Les députés italiens ont approuvé jeudi à l'unanimité la ratification du traité européen de Lisbonne, une semaine après le feu vert des sénateurs, un vote salué avec une "grande satisfaction" par Silvio Berlusconi.
L'approbation du traité, par 551 voix, a été accueillie par une ovation debout des députés.
Les élus du parti autonomiste et anti-européen de la Ligue du Nord ont voté le texte mais sont restés assis.
La Ligue, principal allié de Silvio Berlusconi, a finalement approuvé le texte alors qu'elle avait demandé que son approbation soit soumise à référendum, dénonçant un "abandon de souveraineté".
M. Berlusconi a exprimé sa "grande satisfaction": "C'est un résultat particulièrement important car tout le Parlement et le gouvernement se sont unis afin de soutenir un projet d'envergure".

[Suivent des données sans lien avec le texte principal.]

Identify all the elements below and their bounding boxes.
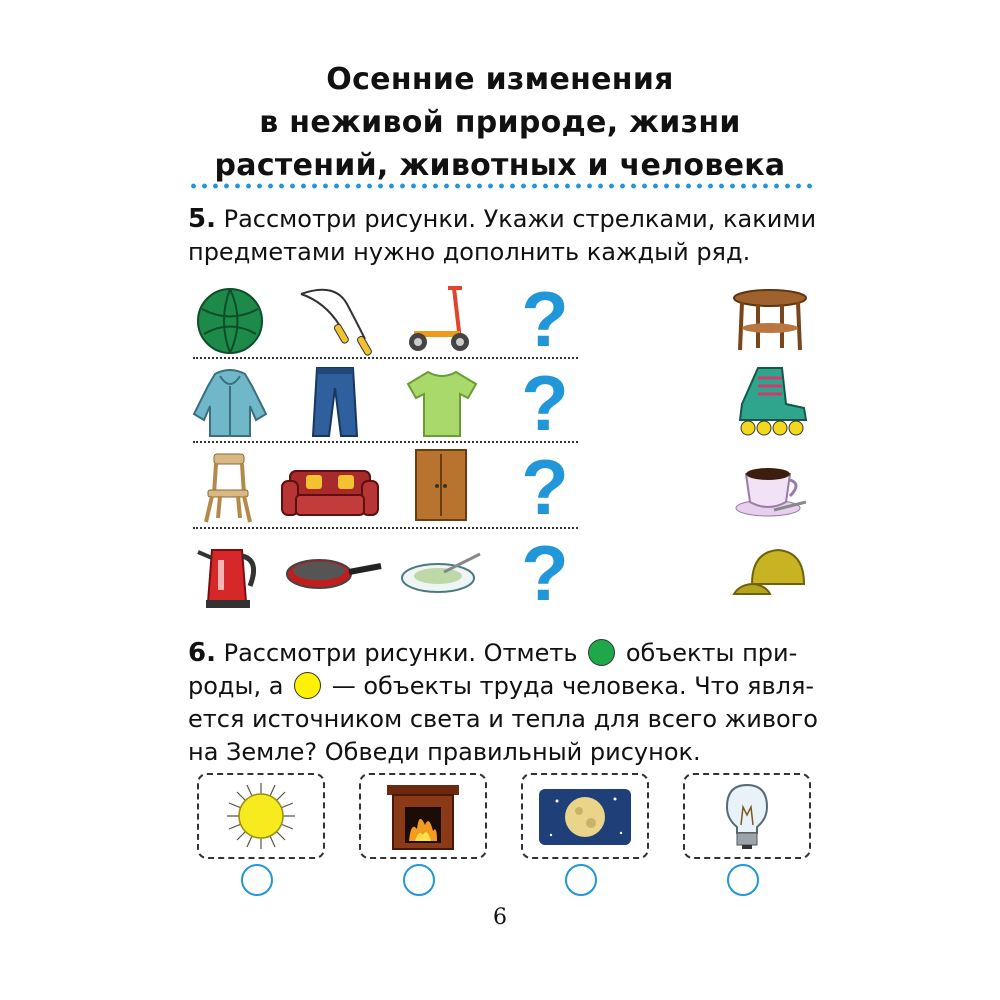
wardrobe-icon: [402, 448, 482, 523]
task-5-line-1: Рассмотри рисунки. Укажи стрелками, какими: [223, 205, 817, 233]
green-circle-icon: [588, 639, 615, 666]
sun-icon: [213, 781, 309, 851]
task-6-number: 6.: [188, 638, 216, 668]
row-separator-2: [193, 441, 578, 443]
dotted-divider: [188, 183, 818, 189]
option-bulb-frame[interactable]: [683, 773, 811, 859]
cap-icon: [730, 540, 810, 615]
table-icon: [730, 282, 810, 357]
roller-skate-icon: [730, 364, 810, 439]
task-5-line-2: предметами нужно дополнить каждый ряд.: [188, 238, 751, 266]
title-line-3: растений, животных и человека: [214, 148, 786, 183]
title-line-2: в неживой природе, жизни: [259, 105, 741, 140]
title-line-1: Осенние изменения: [326, 62, 674, 97]
page-number: 6: [493, 905, 507, 930]
question-mark-row-1: [505, 280, 585, 355]
task-5-instructions: [188, 203, 828, 269]
jeans-icon: [295, 364, 375, 439]
svg-text:?: ?: [521, 280, 569, 355]
row-separator-3: [193, 527, 578, 529]
moon-icon: [537, 781, 633, 851]
row-separator-1: [193, 357, 578, 359]
svg-text:?: ?: [521, 448, 569, 523]
coffee-cup-icon: [730, 450, 810, 525]
yellow-circle-icon: [294, 672, 321, 699]
task-6-line-3: ется источником света и тепла для всего живого: [188, 705, 818, 733]
answer-circle-bulb[interactable]: [727, 864, 759, 896]
svg-text:?: ?: [521, 364, 569, 439]
question-mark-row-2: [505, 364, 585, 439]
task-6-line-1b: объекты при-: [625, 639, 798, 667]
answer-circle-sun[interactable]: [241, 864, 273, 896]
question-mark-row-3: [505, 448, 585, 523]
plate-icon: [398, 540, 488, 610]
option-moon-frame[interactable]: [521, 773, 649, 859]
jump-rope-icon: [295, 284, 375, 359]
fireplace-icon: [375, 781, 471, 851]
frying-pan-icon: [283, 540, 383, 610]
answer-circle-fireplace[interactable]: [403, 864, 435, 896]
answer-circle-moon[interactable]: [565, 864, 597, 896]
task-6-line-4: на Земле? Обведи правильный рисунок.: [188, 738, 701, 766]
hoodie-icon: [190, 366, 270, 441]
task-6-line-2a: роды, а: [188, 672, 284, 700]
light-bulb-icon: [699, 781, 795, 851]
tshirt-icon: [402, 366, 482, 441]
question-mark-row-4: [505, 534, 585, 609]
scooter-icon: [402, 282, 482, 357]
chair-icon: [190, 450, 270, 525]
option-fireplace-frame[interactable]: [359, 773, 487, 859]
svg-text:?: ?: [521, 534, 569, 609]
task-6-instructions: [188, 637, 828, 769]
sofa-icon: [280, 455, 380, 525]
page-title: [0, 58, 1000, 187]
volleyball-icon: [190, 284, 270, 359]
task-5-number: 5.: [188, 204, 216, 234]
task-6-line-1a: Рассмотри рисунки. Отметь: [223, 639, 578, 667]
task-6-line-2b: — объекты труда человека. Что явля-: [331, 672, 815, 700]
option-sun-frame[interactable]: [197, 773, 325, 859]
kettle-icon: [190, 536, 270, 611]
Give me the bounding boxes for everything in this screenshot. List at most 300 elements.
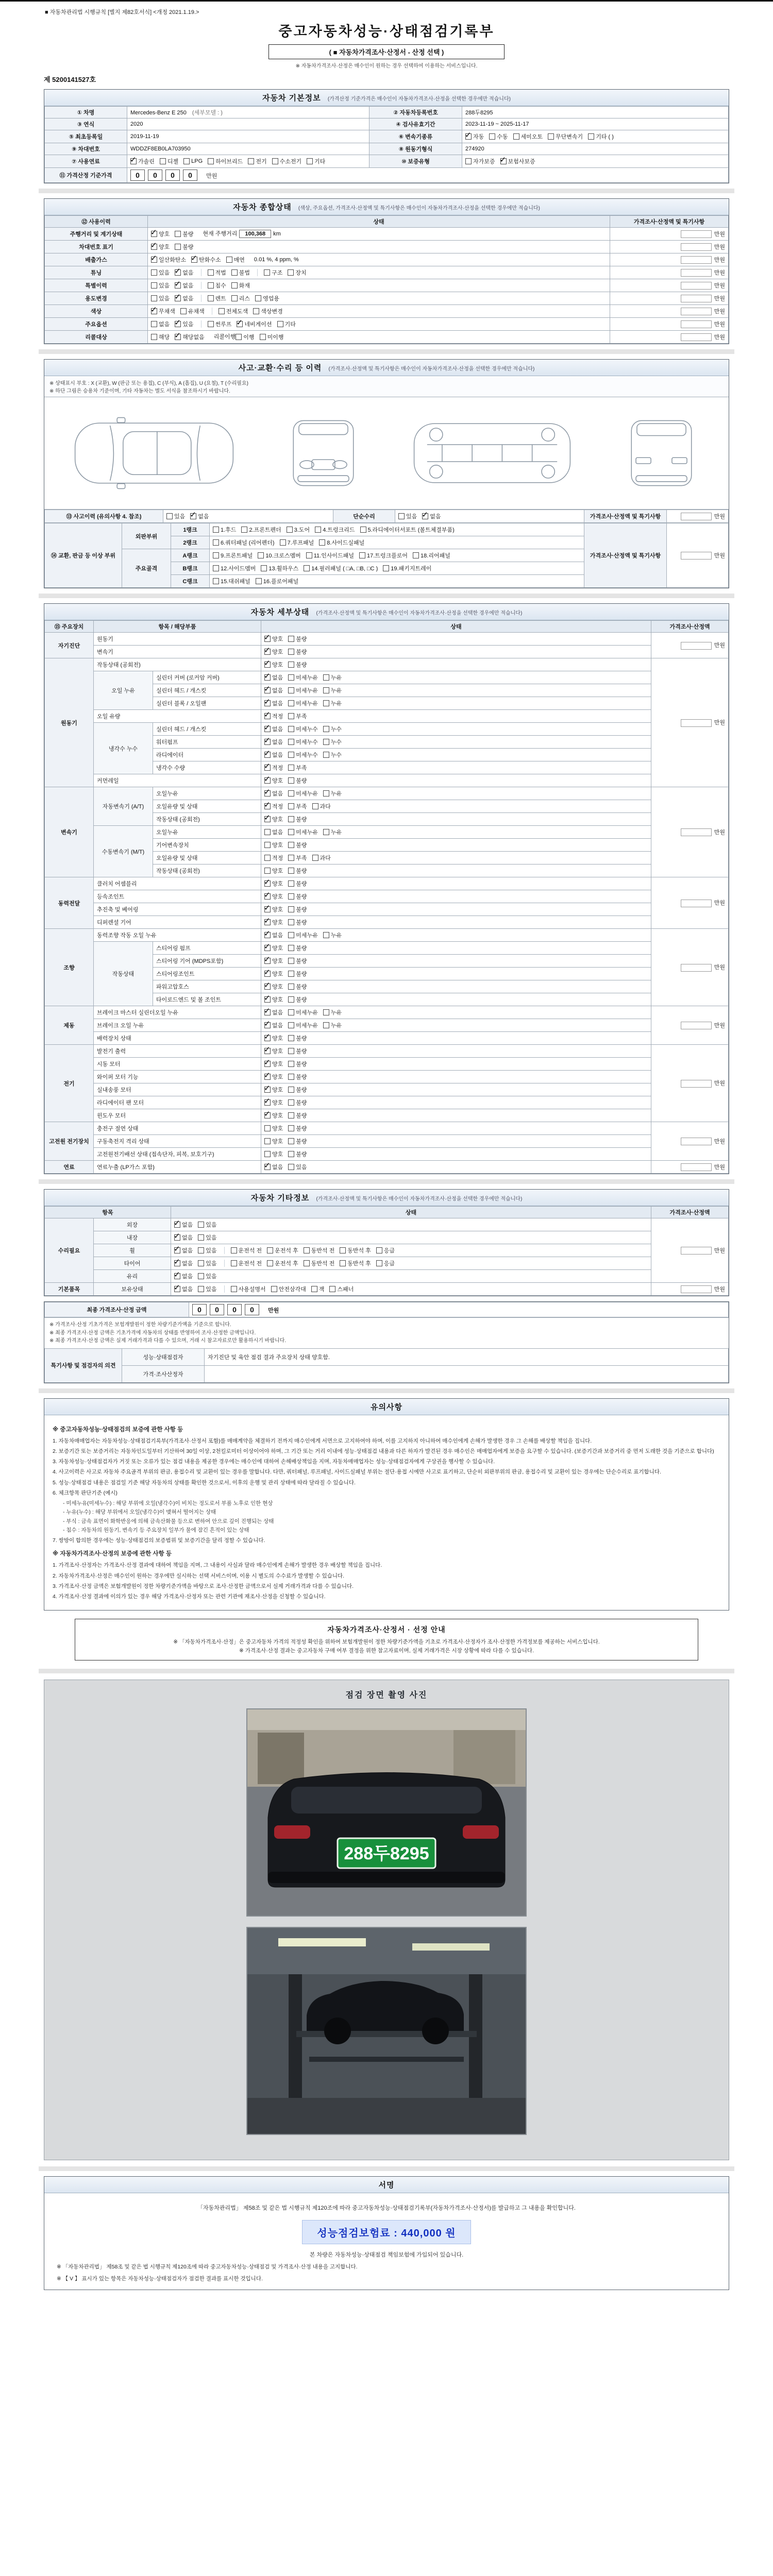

"L'approbation unanime de la ratification du Traité de Lisbonne contribue à renouveler le prestige de l'Italie", a réagi dans un communiqué le président de la République Giorgio Napolitano, qui doit encore promulguer la loi ratifiant le texte.
Cette ratification intervient alors que les relations entre Rome et Bruxelles se sont tendues depuis le retour au pouvoir de Silvio Berlusconi, en particulier sur la lutte contre l'immigration clandestine, le sauvetage d'Alitalia et le problème des déchets à Naples (sud).
"Je suis heureux que le gouvernement, la majorité et l'opposition aient réussi à faire converger leurs points de vue sur une question aussi cruciale pour l'avenir du pays", a-t-il ajouté.
"La ratification du traité intervient seulement deux mois après l'arrivée du nouveau gouvernement, confirmant l'engagement des forces politiques en faveur du processus d'intégration européenne", a de son côté souligné le chef de la diplomatie italienne Franco Frattini, ancien commissaire européen.
L'avenir du traité de Lisbonne dépend de l'Irlande, dont la population a rejeté le texte par référendum le 12 juin, par 53,4% des voix, précipitant l'Europe dans une nouvelle crise institutionnelle.
Le processus de ratification dans les autres Etats ne s'est pas arrêté pour autant et les chefs d'Etat de l'Union européenne ont décidé d'attendre un prochain sommet européen en octobre pour trouver une issue à cette crise.
Les dirigeants européens espèrent que Dublin acceptera à terme d'organiser une nouvelle consultation, quitte à accorder à l'Irlande des garanties ou dérogations spécifiques.